By now you may have heard that Fareed Zakaria has returned an award given him by the Anti-Defamation League because of the ADL’s backward position on the Islamic center near Ground Zero. It’s good to see someone display principle.

On the other hand, the “listen to us DFHs next time, bozo” prize goes to Joe Klein, who has concluded he was wrong to support the invasion of Iraq. what he says is mostly right, and it would have been brilliant if he’d written it eight years ago. It would have been commendable if he’d written it six or seven years ago. Now it’s just — yeah, Klein, right. Thanks for catching up.

And the “WTF?” prize goes to a person named Neda Bolourchi, who claims to be a Muslim opposed to the building to a mosque (it’s not a mosque, bleepit) near Ground Zero. Her mother was on one of the planes that slammed into the towers, and no doubt she has profoundly deep emotions about the 9/11 attacks. However, she writes,

From the first memorial ceremonies I attended at Ground Zero, I have always been moved by the site; it means something to be close to where my mother may be buried, it brings some peace. That is why the prospect of a mosque near Ground Zero — or a church or a synagogue or any religious or nationalistic monument or symbol — troubles me.

This is puzzling, Ground Zero is surrounded by prominent churches. I can’t see how anyone could go there and not notice. Some of the larger churches are marked on this satellite image of lower Manhattan. The churchyard of St. Paul’s Chapel is directly across the street from Ground Zero, for example. Unlike where the Islamic center will be, St. Paul’s is very visible from Ground Zero, and Ground Zero from St. Paul’s. Likewise St. Peter’s Catholic Church and several smaller churches.

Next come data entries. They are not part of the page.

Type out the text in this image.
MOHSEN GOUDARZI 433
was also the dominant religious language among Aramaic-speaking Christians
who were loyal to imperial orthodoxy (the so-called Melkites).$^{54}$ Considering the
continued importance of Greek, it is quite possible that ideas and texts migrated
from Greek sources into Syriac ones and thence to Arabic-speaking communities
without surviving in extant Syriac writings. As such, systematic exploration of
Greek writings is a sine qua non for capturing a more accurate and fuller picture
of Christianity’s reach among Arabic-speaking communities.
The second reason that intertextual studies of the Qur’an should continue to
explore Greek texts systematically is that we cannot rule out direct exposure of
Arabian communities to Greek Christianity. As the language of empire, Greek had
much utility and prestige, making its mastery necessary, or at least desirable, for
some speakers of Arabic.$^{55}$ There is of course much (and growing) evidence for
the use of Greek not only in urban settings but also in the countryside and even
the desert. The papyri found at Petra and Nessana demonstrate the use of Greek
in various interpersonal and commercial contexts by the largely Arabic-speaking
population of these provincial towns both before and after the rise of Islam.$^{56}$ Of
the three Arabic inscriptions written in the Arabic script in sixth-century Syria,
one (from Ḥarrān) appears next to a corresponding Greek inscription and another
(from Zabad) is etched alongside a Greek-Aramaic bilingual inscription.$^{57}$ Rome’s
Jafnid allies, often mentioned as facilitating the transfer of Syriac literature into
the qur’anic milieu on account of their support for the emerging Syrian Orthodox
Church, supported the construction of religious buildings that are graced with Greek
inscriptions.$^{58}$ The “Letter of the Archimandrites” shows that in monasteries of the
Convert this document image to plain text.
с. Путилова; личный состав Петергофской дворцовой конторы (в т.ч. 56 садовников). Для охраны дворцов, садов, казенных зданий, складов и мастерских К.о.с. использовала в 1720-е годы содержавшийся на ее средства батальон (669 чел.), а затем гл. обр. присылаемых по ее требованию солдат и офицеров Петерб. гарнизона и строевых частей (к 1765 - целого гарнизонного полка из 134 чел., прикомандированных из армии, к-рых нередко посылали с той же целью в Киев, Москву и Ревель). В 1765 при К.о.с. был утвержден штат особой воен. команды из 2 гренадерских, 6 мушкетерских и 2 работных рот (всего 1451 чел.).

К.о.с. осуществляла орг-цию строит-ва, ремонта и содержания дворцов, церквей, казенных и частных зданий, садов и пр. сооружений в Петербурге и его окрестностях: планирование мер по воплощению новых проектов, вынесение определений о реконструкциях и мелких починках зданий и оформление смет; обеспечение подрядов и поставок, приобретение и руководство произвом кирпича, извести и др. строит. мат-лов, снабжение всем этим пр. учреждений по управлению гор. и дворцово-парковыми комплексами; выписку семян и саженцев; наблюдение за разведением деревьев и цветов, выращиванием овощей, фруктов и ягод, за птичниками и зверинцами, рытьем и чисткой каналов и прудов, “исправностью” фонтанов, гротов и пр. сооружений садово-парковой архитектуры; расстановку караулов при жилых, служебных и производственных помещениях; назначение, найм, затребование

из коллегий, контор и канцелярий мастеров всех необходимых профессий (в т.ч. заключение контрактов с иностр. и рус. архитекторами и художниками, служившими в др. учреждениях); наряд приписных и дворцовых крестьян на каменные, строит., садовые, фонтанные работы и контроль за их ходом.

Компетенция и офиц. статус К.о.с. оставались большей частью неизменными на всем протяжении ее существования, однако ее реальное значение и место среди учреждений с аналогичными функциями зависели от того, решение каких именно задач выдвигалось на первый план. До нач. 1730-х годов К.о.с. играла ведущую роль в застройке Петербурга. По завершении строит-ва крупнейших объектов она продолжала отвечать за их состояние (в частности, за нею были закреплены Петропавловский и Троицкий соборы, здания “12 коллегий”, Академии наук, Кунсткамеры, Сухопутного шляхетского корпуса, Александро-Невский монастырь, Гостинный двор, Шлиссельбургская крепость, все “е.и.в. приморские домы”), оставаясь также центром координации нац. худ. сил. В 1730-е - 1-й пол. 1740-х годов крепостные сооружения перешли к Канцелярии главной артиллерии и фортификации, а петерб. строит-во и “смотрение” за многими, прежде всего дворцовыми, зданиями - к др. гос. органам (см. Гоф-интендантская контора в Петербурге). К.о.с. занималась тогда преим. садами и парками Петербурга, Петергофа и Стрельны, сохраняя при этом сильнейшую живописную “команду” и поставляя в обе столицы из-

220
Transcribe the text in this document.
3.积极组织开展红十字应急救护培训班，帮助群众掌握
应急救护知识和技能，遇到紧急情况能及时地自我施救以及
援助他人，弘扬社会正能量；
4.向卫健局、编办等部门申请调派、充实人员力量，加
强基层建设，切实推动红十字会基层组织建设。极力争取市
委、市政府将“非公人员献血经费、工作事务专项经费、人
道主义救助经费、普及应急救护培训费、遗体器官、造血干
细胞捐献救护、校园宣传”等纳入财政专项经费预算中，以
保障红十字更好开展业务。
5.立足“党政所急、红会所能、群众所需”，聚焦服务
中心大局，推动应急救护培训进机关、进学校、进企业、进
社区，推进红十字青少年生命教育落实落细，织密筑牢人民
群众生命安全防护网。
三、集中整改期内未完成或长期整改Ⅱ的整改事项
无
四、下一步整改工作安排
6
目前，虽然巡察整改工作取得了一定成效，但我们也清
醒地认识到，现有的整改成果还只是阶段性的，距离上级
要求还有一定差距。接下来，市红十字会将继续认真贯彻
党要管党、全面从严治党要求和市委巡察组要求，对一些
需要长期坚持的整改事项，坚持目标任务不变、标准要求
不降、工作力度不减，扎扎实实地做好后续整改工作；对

And if we want to talk about nationalistic symbols — again, going back to the satellite image, you see that right across Vessey Street from where the World Trade Center used to be is a big huge honking and fairly ugly federal building that houses the New York offices of several state and federal agencies. That building is festooned with nationalistic symbols, including American flags, as I recall.

So while I don’t want to disrespect anyone who lost a loved one on September 11, I have to question if Neda ever actually went to Ground Zero. Or maybe she went there just once several years ago and doesn’t remember it well.

“I know Ground Zero is not mine alone; I must share this sanctuary with tourists, politicians, anyone who chooses to come, whatever their motivations or intentions,” she writes. Well no, Neda, what you need to realize is that Ground Zero is a big hole in the middle of a vibrant and living city, and the people who live in that vibrant and living city, and who travel past that hole and have seen it every bleeping day, for nine bleeping years, are way past ready to bring that misbegotten bit of real estate back into the land of the living, and fill that barren space once more with the daily life of New York.

Life does go on, if we don’t get in its way.